Today's posts will address former NBCC winner Cormac McCarthy's latest novel, “The Road,” a finalist for the 2006 NBCC prize for fiction. 

How cool is Cormac McCarthy (not to be confused with the folk-n-blues artist of the same name)? He's only slightly more press-friendly than Thomas Pynchon — as far as I can tell he's given two interviews in the past 15 years, one to the New York Times (“'It's very interesting to see an animal out in the wild that can kill you graveyard dead,' he says with a smile”) and one to Vanity Fair (for which I can't find a link). He's a writer of towering gravity and self-possession (my greatest fear for him is occasional over-earnestness) whose output consists almost exclusively of major works. And in his seventies (b. 1933) he's recalibrating the huge, precise machinery of his prose to produce something remarkably similiar to genre fiction: the serial killer thriller No Country for Old Men, and the Mad Max post-apocalypse The Road, which is a finalist for the 2006 National Book Critics Circle prize in fiction.

To repeat myself: in The Road McCarthy, a writer of near-infinite dignity – he's pretty much the last living Modernist novelist – took on a trash-movie genre, the post-apocalyptic nightmare, the stuff of which Kevin Costner's Waterworld was made. (Kazuo Ishiguro pulled off a similar feat, only with clones, in the equally crushing Never Let Me Go, also an NBCC finalist.) The heroes are a father and a son, trudging across earth out of which every living cell has been burnt, going nowhere, with nothing to hope for.
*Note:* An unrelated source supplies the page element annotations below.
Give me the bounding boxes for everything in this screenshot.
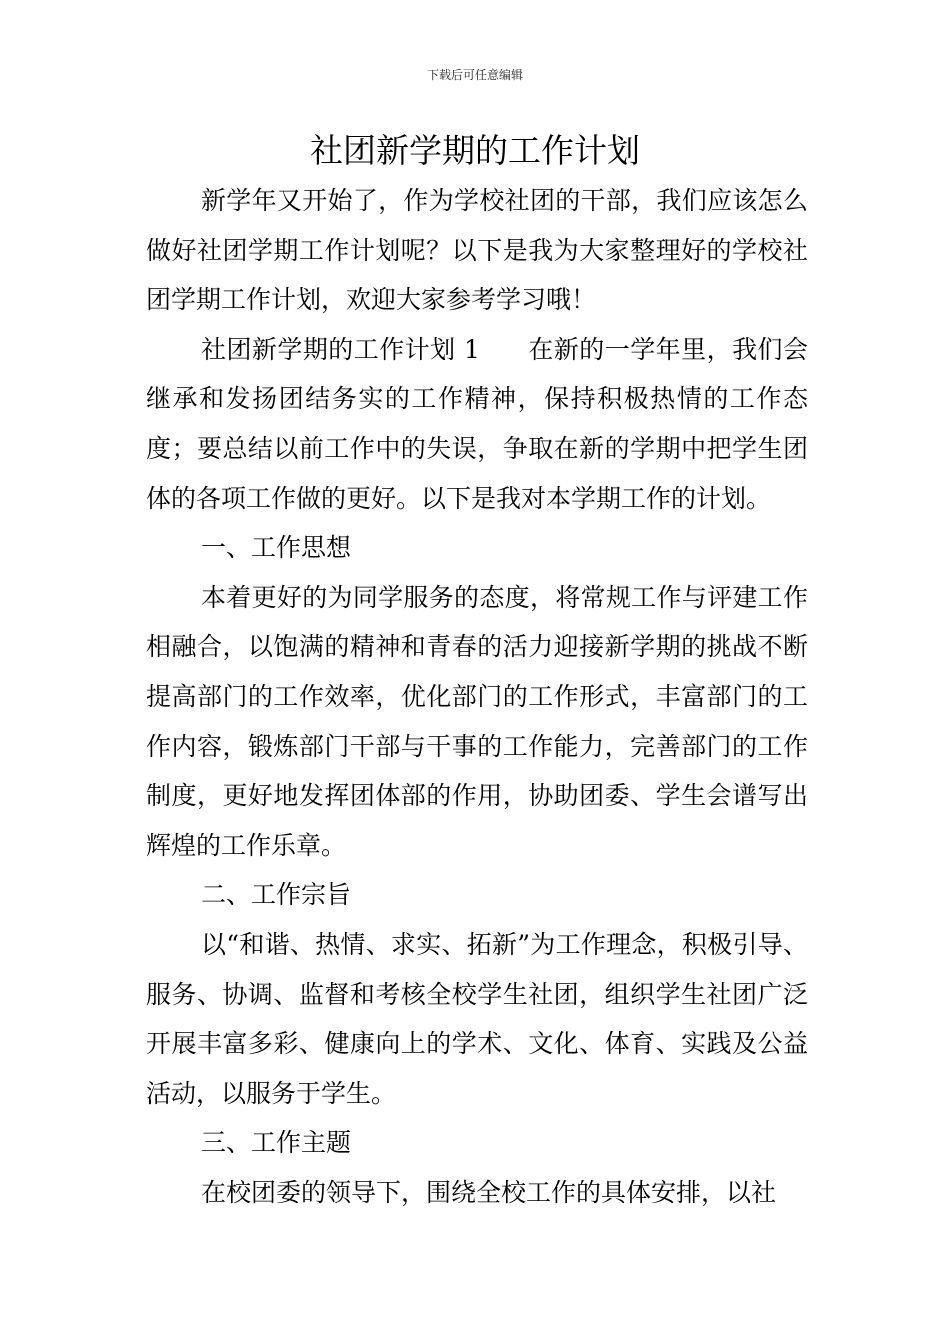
section-heading-2: 二、工作宗旨 <box>201 880 352 910</box>
section-heading-3: 三、工作主题 <box>201 1128 352 1158</box>
plan-label: 社团新学期的工作计划 1 <box>201 334 480 364</box>
document-title: 社团新学期的工作计划 <box>310 131 640 170</box>
plan-intro-paragraph <box>146 325 808 523</box>
intro-paragraph: 新学年又开始了，作为学校社团的干部，我们应该怎么做好社团学期工作计划呢？以下是我为大家整理好的学校社团学期工作计划，欢迎大家参考学习哦！ <box>146 186 808 315</box>
section-paragraph-2: 以“和谐、热情、求实、拓新”为工作理念，积极引导、服务、协调、监督和考核全校学生社团，组织学生社团广泛开展丰富多彩、健康向上的学术、文化、体育、实践及公益活动，以服务于学生。 <box>146 929 808 1108</box>
page-header-note: 下载后可任意编辑 <box>426 68 523 82</box>
section-heading-1: 一、工作思想 <box>201 533 352 563</box>
document-body <box>146 176 808 1217</box>
section-paragraph-3: 在校团委的领导下，围绕全校工作的具体安排，以社 <box>201 1177 777 1207</box>
plan-intro-text: 在新的一学年里，我们会继承和发扬团结务实的工作精神，保持积极热情的工作态度；要总结以前工作中的失误，争取在新的学期中把学生团体的各项工作做的更好。以下是我对本学期工作的计划。 <box>146 334 808 513</box>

McCarthy goes whole hog: cannibalistic marauders, blast victims left smoldering in their charred clothing, the works. He never condescends to his premise. He commits to it totally and unwinkingly. He makes damn sure you feel ever inch of what humanity lost when the bombs fell, and why we lost it, and what the slow ensuing death will be like, and why most of us didn't deserve what we had in the first place.

Of course, like all good science fiction, The Road isn't really about the future at all: it's about the present. I have the distinct impression that The Road is what the world looks like to McCarthy right now. To him the apocalypse has already occurred, and the rest of us are just beginning to figure it out.